I have to stay away from the online comments there are a bunch of people trying to justify this as "informed consent".
Here's a stupid logistical question about laws like that. Who is paying for the ultrasound?
I just made homemade wontons (with wrappers from a package) and they are so easy and good! Why did we never try this before?
I have no idea. This measure was tacked on to something else so it looks like it has a chance to pass. I hope not.
I think I read somewhere that the OK law requires the woman to pay for her own ultrasound.
I just made homemade wontons (with wrappers from a package) and they are so easy and good! Why did we never try this before?

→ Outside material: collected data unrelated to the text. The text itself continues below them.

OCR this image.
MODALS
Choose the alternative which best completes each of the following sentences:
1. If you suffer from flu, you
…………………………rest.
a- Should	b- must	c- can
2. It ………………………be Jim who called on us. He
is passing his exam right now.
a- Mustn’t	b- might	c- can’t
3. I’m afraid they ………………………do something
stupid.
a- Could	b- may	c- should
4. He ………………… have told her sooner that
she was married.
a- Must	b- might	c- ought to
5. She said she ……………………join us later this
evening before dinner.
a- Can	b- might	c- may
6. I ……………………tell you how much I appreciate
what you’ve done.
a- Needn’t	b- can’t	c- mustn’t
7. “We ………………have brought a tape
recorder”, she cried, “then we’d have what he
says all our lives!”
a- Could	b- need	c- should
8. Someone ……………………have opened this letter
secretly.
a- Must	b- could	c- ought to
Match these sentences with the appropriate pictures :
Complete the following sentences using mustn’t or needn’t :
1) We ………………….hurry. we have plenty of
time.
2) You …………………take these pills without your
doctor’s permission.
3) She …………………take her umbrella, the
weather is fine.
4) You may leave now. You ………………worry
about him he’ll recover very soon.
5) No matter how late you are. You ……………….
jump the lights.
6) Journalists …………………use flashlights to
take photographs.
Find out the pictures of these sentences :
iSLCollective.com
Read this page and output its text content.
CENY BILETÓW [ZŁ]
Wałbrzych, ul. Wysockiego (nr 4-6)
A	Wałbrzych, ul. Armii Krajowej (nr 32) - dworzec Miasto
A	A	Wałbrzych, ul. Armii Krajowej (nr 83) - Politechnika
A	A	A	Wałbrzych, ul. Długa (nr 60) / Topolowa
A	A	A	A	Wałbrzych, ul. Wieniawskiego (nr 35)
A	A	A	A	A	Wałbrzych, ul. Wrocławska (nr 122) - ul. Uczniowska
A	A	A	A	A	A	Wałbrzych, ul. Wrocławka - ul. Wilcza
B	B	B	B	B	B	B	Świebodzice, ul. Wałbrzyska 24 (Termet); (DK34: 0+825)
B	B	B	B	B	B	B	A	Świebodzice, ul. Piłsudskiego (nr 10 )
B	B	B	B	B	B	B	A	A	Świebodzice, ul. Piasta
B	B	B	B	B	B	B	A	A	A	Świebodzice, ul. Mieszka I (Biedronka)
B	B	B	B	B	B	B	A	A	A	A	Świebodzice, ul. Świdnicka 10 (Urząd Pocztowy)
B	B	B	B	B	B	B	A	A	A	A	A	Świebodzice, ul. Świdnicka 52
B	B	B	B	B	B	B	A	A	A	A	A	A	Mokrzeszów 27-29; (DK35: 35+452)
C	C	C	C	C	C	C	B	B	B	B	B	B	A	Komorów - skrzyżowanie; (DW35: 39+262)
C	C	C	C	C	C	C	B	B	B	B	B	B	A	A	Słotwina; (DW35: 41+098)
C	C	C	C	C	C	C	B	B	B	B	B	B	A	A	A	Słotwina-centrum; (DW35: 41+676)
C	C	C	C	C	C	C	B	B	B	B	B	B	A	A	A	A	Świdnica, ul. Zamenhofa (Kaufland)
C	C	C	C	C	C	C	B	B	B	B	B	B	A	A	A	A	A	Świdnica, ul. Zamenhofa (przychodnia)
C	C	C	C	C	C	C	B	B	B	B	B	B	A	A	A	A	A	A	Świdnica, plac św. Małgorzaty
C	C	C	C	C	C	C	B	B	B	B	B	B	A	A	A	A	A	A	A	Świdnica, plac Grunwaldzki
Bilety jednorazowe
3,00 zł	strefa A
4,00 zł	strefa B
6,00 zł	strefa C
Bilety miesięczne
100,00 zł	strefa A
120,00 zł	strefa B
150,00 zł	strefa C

I don't know, but feel free to bring some samples out here in a few weeks.
I think I read somewhere that the OK law requires the woman to pay for her own ultrasound.
That shit is whack. Well, the whole thing is of course, but, what if you can't? They aren't cheap.
Here's a stupid logistical question about laws like that. Who is paying for the ultrasound?
I'm pretty sure the ultrasound is already a mandatory part of the procedure so the doctor knows gestational age and position. It's the "makin' ya look at it" that's new.
I just ate them all. I am, frankly, not sure anyone else in the family got enough to count as dinner. I only feel slightly guilty about this.
It was super easy. I diced some onion, tatsoi, and leftover port roast and sauteed it up in peanut oil, with a spoonful of minced ginger from a jar and some soy sauce. The wrappers are Nasoya brand, from Kroger, in the tofu area. Put a small teaspoonful of the filling in the middle, brush the wrapper with water and close, then brush along the edge and fold in half so they make a little boat/hat. Eve was able to do all this part, it is that easy. Then mr. flea fried them in less than 1/4 inch of peanut oil, less than a minute on a side, just until they brown.
It's the "makin' ya look at it" that's new.
That, and requiring the doctor to do the ultrasound vaginally.